If I load a kernel module and list the loaded modules with lsmod
, I can get the "use count" of the module (number of other modules with a reference to the module). Is there a way to figure out what is using a module, though?
The issue is that a module I am developing insists its use count is 1 and thus I cannot use rmmod
to unload it, but its "by" column is empty. This means that every time I want to re-compile and re-load the module, I have to reboot the machine (or, at least, I can't figure out any other way to unload it).

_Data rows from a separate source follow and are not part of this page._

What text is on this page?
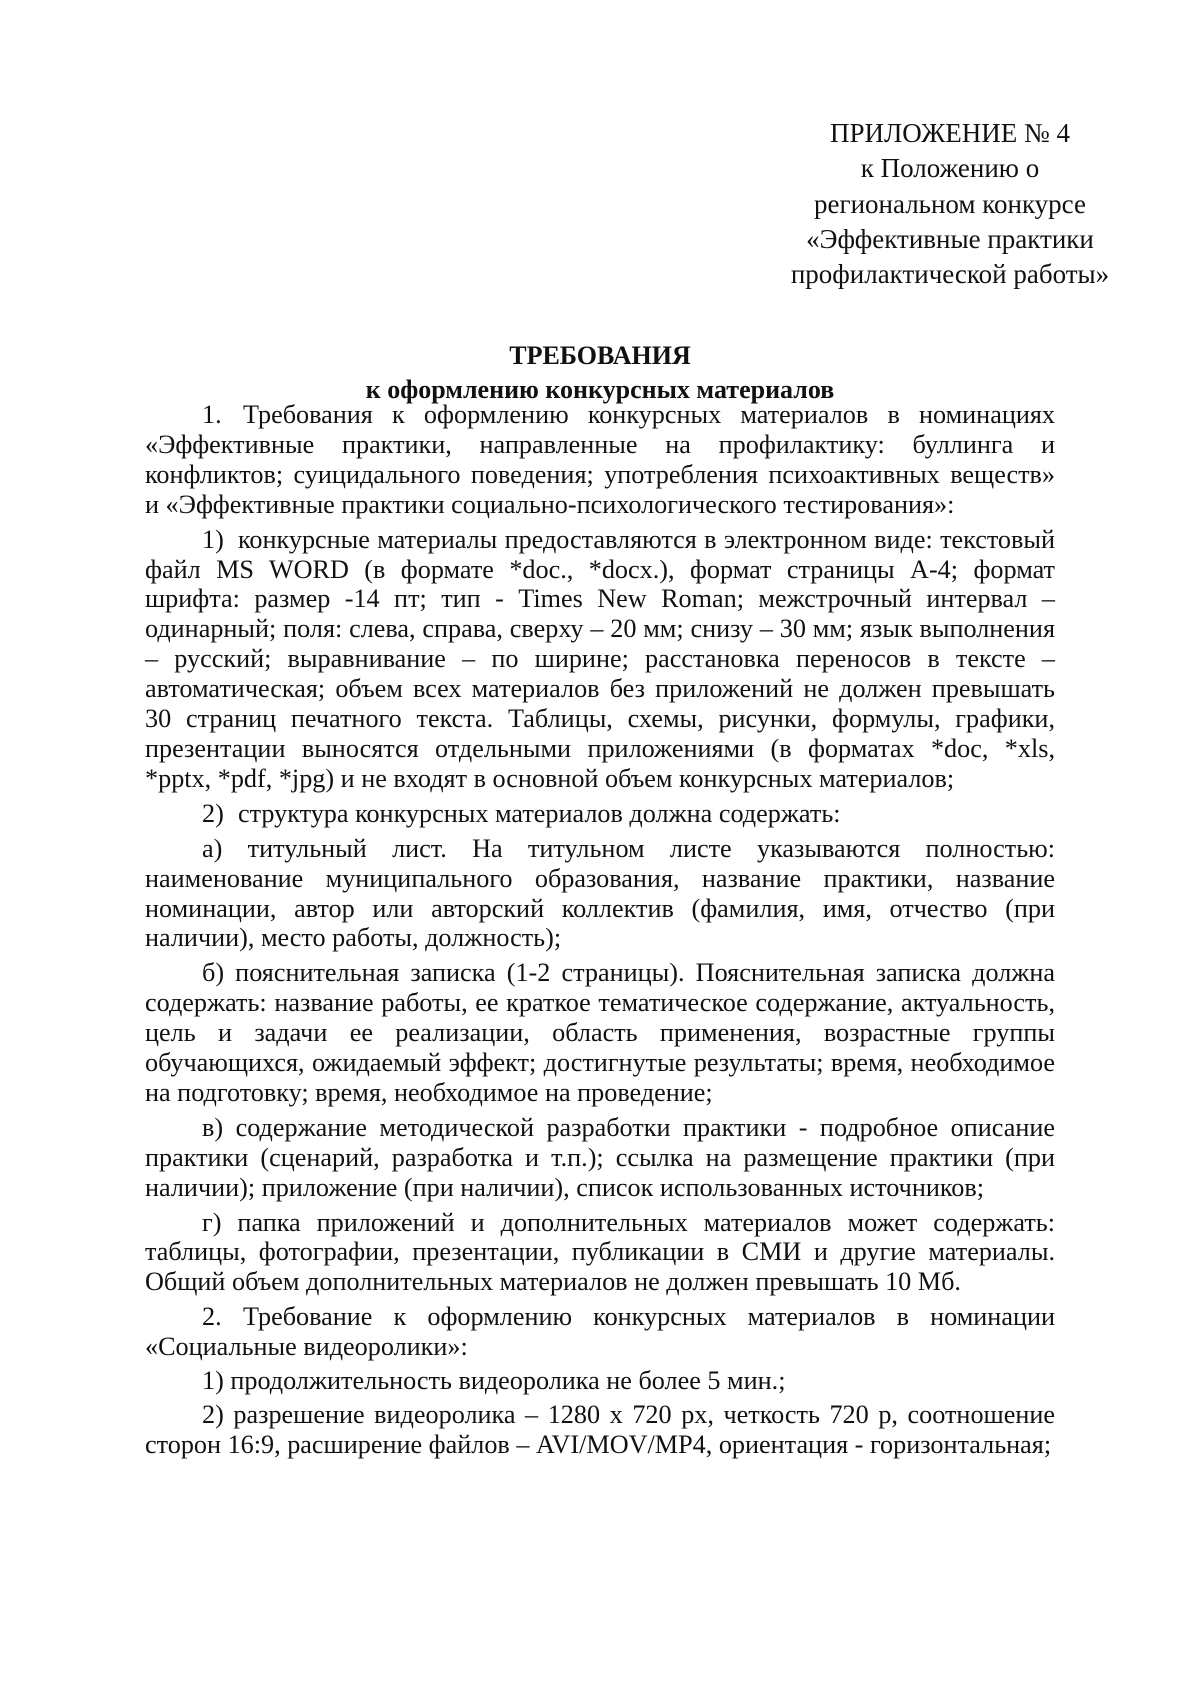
ПРИЛОЖЕНИЕ № 4
к Положению о
региональном конкурсе
«Эффективные практики
профилактической работы»
ТРЕБОВАНИЯ
к оформлению конкурсных материалов

1. Требования к оформлению конкурсных материалов в номинациях «Эффективные практики, направленные на профилактику: буллинга и конфликтов; суицидального поведения; употребления психоактивных веществ» и «Эффективные практики социально-психологического тестирования»:

1) конкурсные материалы предоставляются в электронном виде: текстовый файл MS WORD (в формате *doc., *docx.), формат страницы А-4; формат шрифта: размер -14 пт; тип - Times New Roman; межстрочный интервал – одинарный; поля: слева, справа, сверху – 20 мм; снизу – 30 мм; язык выполнения – русский; выравнивание – по ширине; расстановка переносов в тексте – автоматическая; объем всех материалов без приложений не должен превышать 30 страниц печатного текста. Таблицы, схемы, рисунки, формулы, графики, презентации выносятся отдельными приложениями (в форматах *doc, *xls, *pptx, *pdf, *jpg) и не входят в основной объем конкурсных материалов;

2) структура конкурсных материалов должна содержать:

а) титульный лист. На титульном листе указываются полностью: наименование муниципального образования, название практики, название номинации, автор или авторский коллектив (фамилия, имя, отчество (при наличии), место работы, должность);

б) пояснительная записка (1-2 страницы). Пояснительная записка должна содержать: название работы, ее краткое тематическое содержание, актуальность, цель и задачи ее реализации, область применения, возрастные группы обучающихся, ожидаемый эффект; достигнутые результаты; время, необходимое на подготовку; время, необходимое на проведение;

в) содержание методической разработки практики - подробное описание практики (сценарий, разработка и т.п.); ссылка на размещение практики (при наличии); приложение (при наличии), список использованных источников;

г) папка приложений и дополнительных материалов может содержать: таблицы, фотографии, презентации, публикации в СМИ и другие материалы. Общий объем дополнительных материалов не должен превышать 10 Мб.

2. Требование к оформлению конкурсных материалов в номинации «Социальные видеоролики»:

1) продолжительность видеоролика не более 5 мин.;

2) разрешение видеоролика – 1280 х 720 px, четкость 720 р, соотношение сторон 16:9, расширение файлов – AVI/MOV/MP4, ориентация - горизонтальная;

Actually, there seems to be a way to list processes that claim a module/driver - however, I haven't seen it advertised (outside of Linux kernel documentation), so I'll jot down my notes here:
First of all, many thanks for @haggai_e's answer; the pointer to the functions try_module_get
and try_module_put
as those responsible for managing the use count (refcount) was the key that allowed me to track down the procedure.
Looking further for this online, I somehow stumbled upon the post Linux-Kernel Archive: [PATCH 1/2] tracing: Reduce overhead of module tracepoints; which finally pointed to a facility present in the kernel, known as (I guess) "tracing"; the documentation for this is in the directory Documentation/trace - Linux kernel source tree. In particular, two files explain the tracing facility, events.txt and ftrace.txt.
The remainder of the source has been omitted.